Amós le contestó: “Yo no soy profeta, ni pretendo serlo. Soy pastor y cultivador de
sicómoros; y Dios me sacó de en medio de los animales para que viniera a profetizar. Ahora
escucha lo que Dios te anuncia: tu mujer será ultrajada en medio de la ciudad; tus hijos e
hijas serán acuchillados; tu tierra será repartida a otros; tú morirás en tierra extranjera, y los
israelitas serán llevados prisioneros lejos” (7,10-17).

ECOS LEJANOS DE TERROR

A pesar de las amenazas del sacerote, Amós siguió profetizando un tiempo más, advirtiendo
a los israelitas que de nada servía asistir a los templos para las celebraciones religiosas si no
practicaban la justicia, la honestidad y la rectitud de vida. Fue entonces cuando recibió una
última visión: un devastador terremoto, seguido de una invasión militar (9,1-4). Y
comprendió que ya no había más nada que hacer. El fin estaba cerca. Abandonó pues el
reino de Israel y regresó a su patria, a sus tierras y a sus bueyes. Su carrera de profeta había
terminado.

Una tarde de verano del año 721 a.C., mientras el pastor de Técoa quizás cuidaba las ovejas
en la tranquilidad de su aldea natal, sintió los estruendos de una feroz invasión militar: eran
los asirios, que habían irrumpido en Samaria, habían destruido el reino y se llevaban
deportada a la población del país. Sus vaticinios finalmente se habían cumplido.

Nunca nadie, antes de Amós, había anunciado una catástrofe de tal envergadura contra el
pueblo de Israel. Por eso sus palabras causaron honda impresión entre los supervivientes,
que años más tarde decidieron recogerlas en un libro hoy conservado en la Biblia. Fue el
primer profeta de quien se guardaron sus oráculos. El libro contiene 9 capítulos, con sus
sermones ordenados de la siguiente manera:

a) profecías contra los países vecinos de Israel, su primer sermón (c.1-2).

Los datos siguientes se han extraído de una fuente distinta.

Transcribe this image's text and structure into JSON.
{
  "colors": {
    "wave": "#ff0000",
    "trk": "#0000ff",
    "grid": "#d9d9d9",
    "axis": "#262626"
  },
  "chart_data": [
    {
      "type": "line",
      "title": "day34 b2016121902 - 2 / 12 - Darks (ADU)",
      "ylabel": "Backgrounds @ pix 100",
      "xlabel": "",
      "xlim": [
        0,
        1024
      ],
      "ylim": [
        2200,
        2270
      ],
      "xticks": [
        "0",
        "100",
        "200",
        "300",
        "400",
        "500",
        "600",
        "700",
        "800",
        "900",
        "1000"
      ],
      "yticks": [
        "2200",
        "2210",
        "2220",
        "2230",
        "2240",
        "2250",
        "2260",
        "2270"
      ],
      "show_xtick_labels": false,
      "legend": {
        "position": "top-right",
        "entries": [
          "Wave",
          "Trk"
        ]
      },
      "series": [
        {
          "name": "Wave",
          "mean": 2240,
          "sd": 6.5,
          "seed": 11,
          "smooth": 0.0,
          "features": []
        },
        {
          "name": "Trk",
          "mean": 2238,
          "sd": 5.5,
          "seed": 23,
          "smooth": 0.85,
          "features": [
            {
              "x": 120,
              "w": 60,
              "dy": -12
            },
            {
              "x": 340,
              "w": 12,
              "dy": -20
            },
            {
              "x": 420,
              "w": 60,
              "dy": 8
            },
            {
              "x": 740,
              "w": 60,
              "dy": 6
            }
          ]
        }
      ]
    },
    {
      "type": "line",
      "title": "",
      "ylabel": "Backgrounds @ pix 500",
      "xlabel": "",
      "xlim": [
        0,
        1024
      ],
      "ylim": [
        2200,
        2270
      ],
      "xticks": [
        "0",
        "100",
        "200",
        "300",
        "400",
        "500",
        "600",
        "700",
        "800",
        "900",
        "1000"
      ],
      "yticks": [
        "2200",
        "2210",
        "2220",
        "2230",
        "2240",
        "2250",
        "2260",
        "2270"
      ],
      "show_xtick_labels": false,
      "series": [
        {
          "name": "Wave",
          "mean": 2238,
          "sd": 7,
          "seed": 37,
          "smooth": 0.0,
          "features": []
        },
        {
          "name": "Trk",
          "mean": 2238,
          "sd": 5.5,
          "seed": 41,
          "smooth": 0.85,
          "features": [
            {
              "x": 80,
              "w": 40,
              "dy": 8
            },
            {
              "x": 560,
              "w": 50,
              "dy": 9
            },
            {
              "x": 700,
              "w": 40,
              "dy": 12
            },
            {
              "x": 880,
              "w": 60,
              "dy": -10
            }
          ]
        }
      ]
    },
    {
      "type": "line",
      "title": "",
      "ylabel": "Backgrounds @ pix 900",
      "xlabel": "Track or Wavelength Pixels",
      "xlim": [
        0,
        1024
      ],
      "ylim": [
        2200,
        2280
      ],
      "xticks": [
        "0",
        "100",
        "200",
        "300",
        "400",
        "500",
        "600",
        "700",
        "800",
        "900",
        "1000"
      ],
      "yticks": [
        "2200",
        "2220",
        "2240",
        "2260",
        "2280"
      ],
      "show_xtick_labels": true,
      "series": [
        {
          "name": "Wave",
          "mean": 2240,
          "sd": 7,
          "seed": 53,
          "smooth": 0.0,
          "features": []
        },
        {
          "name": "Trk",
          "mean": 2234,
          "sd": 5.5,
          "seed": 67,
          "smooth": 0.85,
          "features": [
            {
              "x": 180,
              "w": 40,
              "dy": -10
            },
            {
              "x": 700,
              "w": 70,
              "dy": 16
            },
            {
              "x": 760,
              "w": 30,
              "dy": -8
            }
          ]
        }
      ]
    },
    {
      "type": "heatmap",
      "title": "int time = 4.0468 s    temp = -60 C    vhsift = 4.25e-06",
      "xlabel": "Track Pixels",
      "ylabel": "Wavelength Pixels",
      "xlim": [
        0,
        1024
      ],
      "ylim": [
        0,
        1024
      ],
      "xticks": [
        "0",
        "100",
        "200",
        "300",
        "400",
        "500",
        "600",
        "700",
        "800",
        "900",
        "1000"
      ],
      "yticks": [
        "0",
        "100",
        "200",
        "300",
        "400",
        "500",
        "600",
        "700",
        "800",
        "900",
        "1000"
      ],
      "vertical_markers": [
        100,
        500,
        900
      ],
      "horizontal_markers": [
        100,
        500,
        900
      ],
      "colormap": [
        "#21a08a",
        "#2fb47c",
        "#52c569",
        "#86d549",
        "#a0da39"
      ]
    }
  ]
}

b) profecías contra Israel (c.3-6).

c) las cinco visiones que tuvo, más el relato del enfrentamiento con el sacerdote Amasías de
Betel (c.7-9).

d) para que el libro no resultara tan pesimista, siglos más tarde un autor anónimo le agregó
al final un apéndice esperanzador, anunciando la futura reconstrucción del reino, la
restauración del pueblo y la prosperidad de la tierra, perdida por la irresponsabilidad de sus
dirigentes (9,11-15).

VER LO QUE NO SE VE

Quien quiera conocer a un profeta debe leer a Amós. Porque aunque su carrera fue muy
corta, de apenas pocos meses, sin embargo fue el iniciador del profetismo escrito en Israel.

Es que Amós se había dado cuenta de la perversión que reinaba en el país. Había descubierto
que las injusticias sociales, la mentira institucionalizada, la indiferencia ante el sufrimiento
ajeno y la hipocresía religiosa habían carcomido los cimientos de la sociedad, y amenazaban
con tirar abajo la estructura ciudadana. Pero su audacia más grande no fue la de anunciar
semejante tragedia, sino de anunciarla cuando nada hacía preverlo. Cuando sólo se veía
prosperidad y estabilidad económica, en un reino que atravesaba los mejores años de su
historia.

Porque Amós tenía el don de ver donde nadie veía. De comprender, iluminado por Dios, que
las situaciones aparentemente favorables son falaces cuando están edificadas sobre la
pobreza de muchos y el martirio de los desheredados. Que no puede haber religiosidad sin
ética, y que no hay ética sin justicia social.